CHICKEN MARENGA

This recipe takes a bit of time , allow cooking time for chicken (approx 40 minutes) and 45 minutes for remainder of cooking time.  (Best to give yourself about 2 hrs total, but worth every minute)

While chicken is cooking I suggest making the white rice and preparing the "herb sachet".

Ingredients:

small can of sliced black olives
1 1/2 cup of chicken broth
1 can 15 oz of diced tomatoes in sauce
1 can 15oz tomato sauce
2 tsp thyme
2 tsp rosemary
1 -2 bay leaves
6-8 pieces of bone in chicken thighs and legs are best
fresh sliced mushrooms
1/2 -1 cup white wine (real wine, not cooking wine but can be inexpensive)
2 cupswhite rice cooked as directed( set aside cooked rice to put chicken maranga over OR past of you choice
1 1/2 cups of flour, 1 tsp garlic salt, 1 tsp pepper in large zip lock bag
3-4 Tabls of olive oil
2 tabls butter

Electric skillet is best BUT you can also use a large skillet pan on the stove top

Put all chicken pieces in zip lock bag with flour/pepper/garlic salt and coat well
put olive oil in skillet or frying pan, cook chicken pieces completly in olive oil until they are nice
and brown all around and cooked throughly (approx 15 minutes on each side.  Take out of skillet and set aside.



Add 2 Tabls butter to left over oil in skillet and saute mushroom until cooked (5 minutes) , add wine and reduce (4 minutes), add sliced black olives, add chicken broth, diced tomatoes and tomato sauce and add "sachet" of hebs.

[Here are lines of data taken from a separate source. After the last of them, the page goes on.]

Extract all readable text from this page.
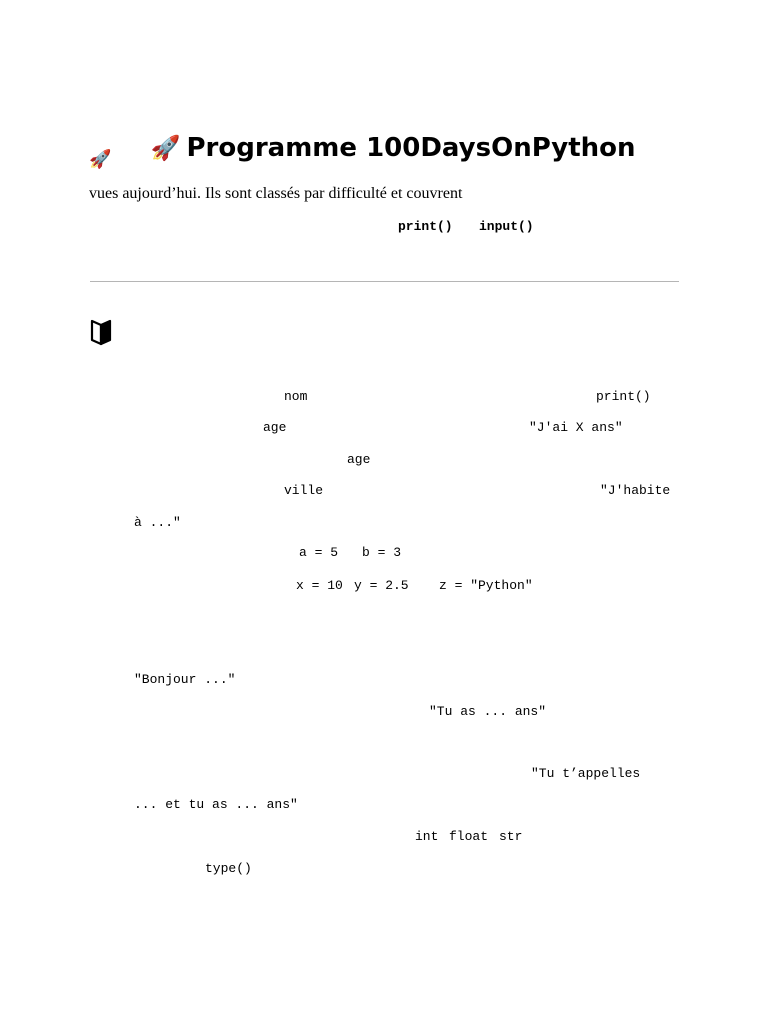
🚀 Programme 100DaysOnPython

🚀
vues aujourd’hui. Ils sont classés par difficulté et couvrent
print() input()
nom	print()
age	"J'ai X ans"
age
ville	"J'habite
à ..."
a = 5 b = 3
x = 10 y = 2.5 z = "Python"
"Bonjour ..."
"Tu as ... ans"
"Tu t’appelles
... et tu as ... ans"
int float str
type()
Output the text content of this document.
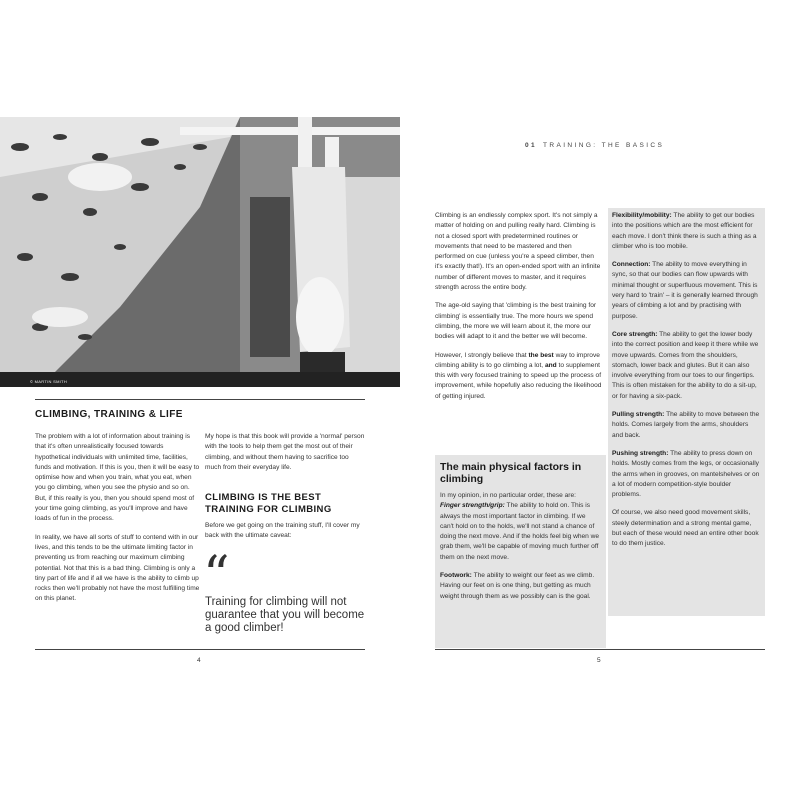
© MARTIN SMITH
CLIMBING, TRAINING & LIFE

The problem with a lot of information about training is that it's often unrealistically focused towards hypothetical individuals with unlimited time, facilities, funds and motivation. If this is you, then it will be easy to optimise how and when you train, what you eat, when you go climbing, when you see the physio and so on. But, if this really is you, then you should spend most of your time going climbing, as you'll improve and have loads of fun in the process.

In reality, we have all sorts of stuff to contend with in our lives, and this tends to be the ultimate limiting factor in preventing us from reaching our maximum climbing potential. Not that this is a bad thing. Climbing is only a tiny part of life and if all we have is the ability to climb up rocks then we'll probably not have the most fulfilling time on this planet.

My hope is that this book will provide a 'normal' person with the tools to help them get the most out of their climbing, and without them having to sacrifice too much from their everyday life.

CLIMBING IS THE BEST TRAINING FOR CLIMBING
Before we get going on the training stuff, I'll cover my back with the ultimate caveat:
“
Training for climbing will not guarantee that you will become a good climber!
4
01 TRAINING: THE BASICS

Climbing is an endlessly complex sport. It's not simply a matter of holding on and pulling really hard. Climbing is not a closed sport with predetermined routines or movements that need to be mastered and then performed on cue (unless you're a speed climber, then it's exactly that!). It's an open-ended sport with an infinite number of different moves to master, and it requires strength across the entire body.

The age-old saying that 'climbing is the best training for climbing' is essentially true. The more hours we spend climbing, the more we will learn about it, the more our bodies will adapt to it and the better we will become.

However, I strongly believe that the best way to improve climbing ability is to go climbing a lot, and to supplement this with very focused training to speed up the process of improvement, while hopefully also reducing the likelihood of getting injured.

The main physical factors in climbing

In my opinion, in no particular order, these are:

Finger strength/grip: The ability to hold on. This is always the most important factor in climbing. If we can't hold on to the holds, we'll not stand a chance of doing the next move. And if the holds feel big when we grab them, we'll be capable of moving much further off them on the next move.

Footwork: The ability to weight our feet as we climb. Having our feet on is one thing, but getting as much weight through them as we possibly can is the goal.

Flexibility/mobility: The ability to get our bodies into the positions which are the most efficient for each move. I don't think there is such a thing as a climber who is too mobile.

Connection: The ability to move everything in sync, so that our bodies can flow upwards with minimal thought or superfluous movement. This is very hard to 'train' – it is generally learned through years of climbing a lot and by practising with purpose.

Core strength: The ability to get the lower body into the correct position and keep it there while we move upwards. Comes from the shoulders, stomach, lower back and glutes. But it can also involve everything from our toes to our fingertips. This is often mistaken for the ability to do a sit-up, or for having a six-pack.

Pulling strength: The ability to move between the holds. Comes largely from the arms, shoulders and back.

Pushing strength: The ability to press down on holds. Mostly comes from the legs, or occasionally the arms when in grooves, on mantelshelves or on a lot of modern competition-style boulder problems.

Of course, we also need good movement skills, steely determination and a strong mental game, but each of these would need an entire other book to do them justice.

5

Saute all ingredients for approx 10 minutes, add fried chicken pieces , cover skillet and keep on med to low setting for approx 45 minutes.

**How to make "sachet" of herbs-  cut 4X4 of cheese cloth (this can be found at grocery store, cut when needed and store the rest for next time you need to make a sachet.  Place rosmary herbs and bay leaves and thyme in center of 4X4 cheese cloth , make a little "pocket book" and tie off with string or, bread tie or zip tie or even dental floss.

Serve over white rice!  Soooo yummy!!